Nossa primeira viagem juntos 2 852

Ah, puta que o pariu, como dói essa porra, caralho! caralho, caralho, caralho, caralho…

Como é horrível a dor de chegar aqui e não encontrar você, Pérsio. Gritar palavrões foi a primeira coisa que fiz em Machu Picchu, porque vi numa pesquisa dessas bizarras que gritar e xingar alivia a sensação de dor. Pois bem, filho. Vociferei ao mundo, que me devolveu a fúria em forma de ecos, mas a dor da sua ausência continua sendo o maior sentimento em mim.

As pessoas ao redor não entenderam meus gritos e logo fui reprovada pelos que sim. Os que não compreenderam as palavras, simplesmente fizeram caras de espanto com o barulho, mas logo seguiram indiferentes. Talvez um dos maiores dons dessa vida: permitir-se não compreender as coisas.

Desde que desembarquei, me enrolei o máximo que pude pra chegar aqui em cima. É como naqueles dias em que saio do trabalho e não consigo fugir da volta pra casa. Quando estamos sós, procuramos todos os dias o caminho de volta mais longo. É como pudéssemos adiar a dor de uma casa vazia. Mas fatalmente chegamos. Sempre chegaremos.

Como pode o mundo aceitar que você não esteja mais aqui?

Antes mesmo de nascer, você já havia me ensinado o que era ser mãe. As mudanças em meu corpo, as agitações na barriga madrugada adentro. Criava uma vida e infinitos destinos pra gente.

Seu pai nunca soube da sua existência, e me culpo por isso. Aquele filho da puta não tem ideia do que é criar um filho sozinho. Durante muito tempo senti certo prazer em saber que o castigo dele era não poder receber o seu carinho. Seus abraços, seus beijos, seus boas noites. Puta que o pariu!

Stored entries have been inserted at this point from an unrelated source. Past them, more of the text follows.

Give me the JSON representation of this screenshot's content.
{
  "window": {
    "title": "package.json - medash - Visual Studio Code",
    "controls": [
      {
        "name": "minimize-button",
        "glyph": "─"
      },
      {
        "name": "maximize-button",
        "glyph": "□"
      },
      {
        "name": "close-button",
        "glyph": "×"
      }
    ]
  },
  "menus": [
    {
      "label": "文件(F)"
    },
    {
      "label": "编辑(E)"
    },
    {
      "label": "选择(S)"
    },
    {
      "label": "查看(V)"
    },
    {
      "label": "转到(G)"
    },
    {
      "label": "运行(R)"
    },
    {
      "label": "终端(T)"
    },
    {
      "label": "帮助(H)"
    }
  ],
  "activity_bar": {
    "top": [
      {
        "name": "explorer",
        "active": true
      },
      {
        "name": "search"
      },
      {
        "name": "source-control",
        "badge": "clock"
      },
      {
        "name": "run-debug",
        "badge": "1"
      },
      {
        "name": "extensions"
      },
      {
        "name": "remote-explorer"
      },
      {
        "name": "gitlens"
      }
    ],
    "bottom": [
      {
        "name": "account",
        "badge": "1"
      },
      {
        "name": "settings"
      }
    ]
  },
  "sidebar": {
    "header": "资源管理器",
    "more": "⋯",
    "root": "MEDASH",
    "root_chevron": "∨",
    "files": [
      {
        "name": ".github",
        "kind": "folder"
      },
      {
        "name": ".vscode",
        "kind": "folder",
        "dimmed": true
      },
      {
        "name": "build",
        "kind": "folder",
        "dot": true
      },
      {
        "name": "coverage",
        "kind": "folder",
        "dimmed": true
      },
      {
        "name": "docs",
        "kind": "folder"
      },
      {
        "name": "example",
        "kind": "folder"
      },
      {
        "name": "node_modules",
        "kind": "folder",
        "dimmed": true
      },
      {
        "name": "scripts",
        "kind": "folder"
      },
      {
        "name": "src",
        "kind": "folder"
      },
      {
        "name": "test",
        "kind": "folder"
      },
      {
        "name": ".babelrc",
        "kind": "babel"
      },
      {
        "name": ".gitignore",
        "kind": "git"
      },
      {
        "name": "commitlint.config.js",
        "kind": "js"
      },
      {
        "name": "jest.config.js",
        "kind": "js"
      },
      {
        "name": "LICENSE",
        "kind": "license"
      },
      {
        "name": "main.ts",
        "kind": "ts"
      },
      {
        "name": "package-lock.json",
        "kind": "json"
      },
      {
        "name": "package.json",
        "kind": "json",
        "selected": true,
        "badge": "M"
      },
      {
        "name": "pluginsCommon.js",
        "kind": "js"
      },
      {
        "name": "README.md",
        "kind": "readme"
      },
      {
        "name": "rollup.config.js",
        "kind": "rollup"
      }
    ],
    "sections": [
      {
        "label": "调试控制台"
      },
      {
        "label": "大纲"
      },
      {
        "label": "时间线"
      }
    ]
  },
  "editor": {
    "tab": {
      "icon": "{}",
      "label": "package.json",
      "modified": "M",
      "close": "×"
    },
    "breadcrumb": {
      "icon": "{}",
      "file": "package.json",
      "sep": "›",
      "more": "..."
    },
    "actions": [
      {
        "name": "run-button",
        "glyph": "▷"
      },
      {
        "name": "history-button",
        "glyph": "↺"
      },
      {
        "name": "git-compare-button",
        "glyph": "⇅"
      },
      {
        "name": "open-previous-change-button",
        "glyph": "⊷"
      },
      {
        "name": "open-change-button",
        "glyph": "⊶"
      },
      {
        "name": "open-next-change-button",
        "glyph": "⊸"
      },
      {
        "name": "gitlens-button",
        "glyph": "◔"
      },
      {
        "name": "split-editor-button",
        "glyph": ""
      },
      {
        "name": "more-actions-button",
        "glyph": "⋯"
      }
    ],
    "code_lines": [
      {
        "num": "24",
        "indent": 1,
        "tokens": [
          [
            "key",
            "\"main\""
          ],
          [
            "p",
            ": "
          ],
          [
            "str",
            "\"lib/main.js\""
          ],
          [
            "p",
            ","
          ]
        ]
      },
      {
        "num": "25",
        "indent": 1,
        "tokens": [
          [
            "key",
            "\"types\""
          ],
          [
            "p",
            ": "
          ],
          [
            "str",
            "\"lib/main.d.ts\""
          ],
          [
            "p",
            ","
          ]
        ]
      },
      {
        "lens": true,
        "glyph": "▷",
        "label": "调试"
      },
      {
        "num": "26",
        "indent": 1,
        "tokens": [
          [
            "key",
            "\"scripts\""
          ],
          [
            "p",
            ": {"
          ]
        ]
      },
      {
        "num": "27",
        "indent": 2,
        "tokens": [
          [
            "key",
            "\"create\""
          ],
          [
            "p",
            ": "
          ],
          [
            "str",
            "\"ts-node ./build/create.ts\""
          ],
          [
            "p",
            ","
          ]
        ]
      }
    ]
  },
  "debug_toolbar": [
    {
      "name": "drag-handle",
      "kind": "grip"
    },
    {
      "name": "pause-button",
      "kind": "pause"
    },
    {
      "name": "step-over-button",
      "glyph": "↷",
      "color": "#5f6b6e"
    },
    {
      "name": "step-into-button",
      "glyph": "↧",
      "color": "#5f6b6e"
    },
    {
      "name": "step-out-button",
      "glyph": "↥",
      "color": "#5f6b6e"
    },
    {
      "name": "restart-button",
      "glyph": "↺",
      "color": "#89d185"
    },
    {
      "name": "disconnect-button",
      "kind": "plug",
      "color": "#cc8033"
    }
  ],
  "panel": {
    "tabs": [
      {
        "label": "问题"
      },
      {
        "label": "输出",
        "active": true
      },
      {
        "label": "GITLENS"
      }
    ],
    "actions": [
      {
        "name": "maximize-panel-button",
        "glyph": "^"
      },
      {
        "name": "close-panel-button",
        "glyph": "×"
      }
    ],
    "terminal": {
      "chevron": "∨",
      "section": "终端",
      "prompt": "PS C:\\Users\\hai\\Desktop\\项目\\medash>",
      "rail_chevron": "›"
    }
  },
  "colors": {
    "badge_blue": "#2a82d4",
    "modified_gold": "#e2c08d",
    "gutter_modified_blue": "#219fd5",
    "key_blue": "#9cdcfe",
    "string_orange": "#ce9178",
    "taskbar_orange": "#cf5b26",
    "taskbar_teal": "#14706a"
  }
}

Hoje sinto um ódio ainda mais forte por aquele viado, que não está sendo corroído pela dor da tua falta. Me conforta pensar que ele leva uma vida medíocre e solitária por aí, como pagasse pelo erro de ter me abandonado grávida de ti, Pérsio. Mas sei que, no fundo, nada disso aconteceu e que ele deve estar bem tranquilo, com outros três filhos que teve com uma vagabunda qualquer. Tenho pra mim que homens como o seu pai só se relacionam com mulheres sem caráter. Acho que só um filho da puta consegue entender outro filho da puta.

Caralho! Cadê você, Pérsio?

Faz frio nessa época do ano. Bate um vento gelado e é quase impossível ficar parada. Aquelas fotos que você me mostrava daqui devem ter sido tiradas em outra época do ano. Porque agora tem muitas nuvens, e nem consigo ver lá embaixo. Mas ainda assim, é tudo muito lindo. Até as nuvens.

Puta que o pariu!

É impossível lembrar de você e não sorrir, mesmo com toda essa porra de saudade. Muitas foram as vezes em que me culpava por sorrir de alguma situação cotidiana. Pra mim, um simples esboço de felicidade sem você era uma espécie de traição.

Mas hoje eu posso sorrir.

sorrio um
sorriso com
riso e choro
lágrimas
de alegria

Você iria amar isso aqui, Pérsio. Falta ar na subida.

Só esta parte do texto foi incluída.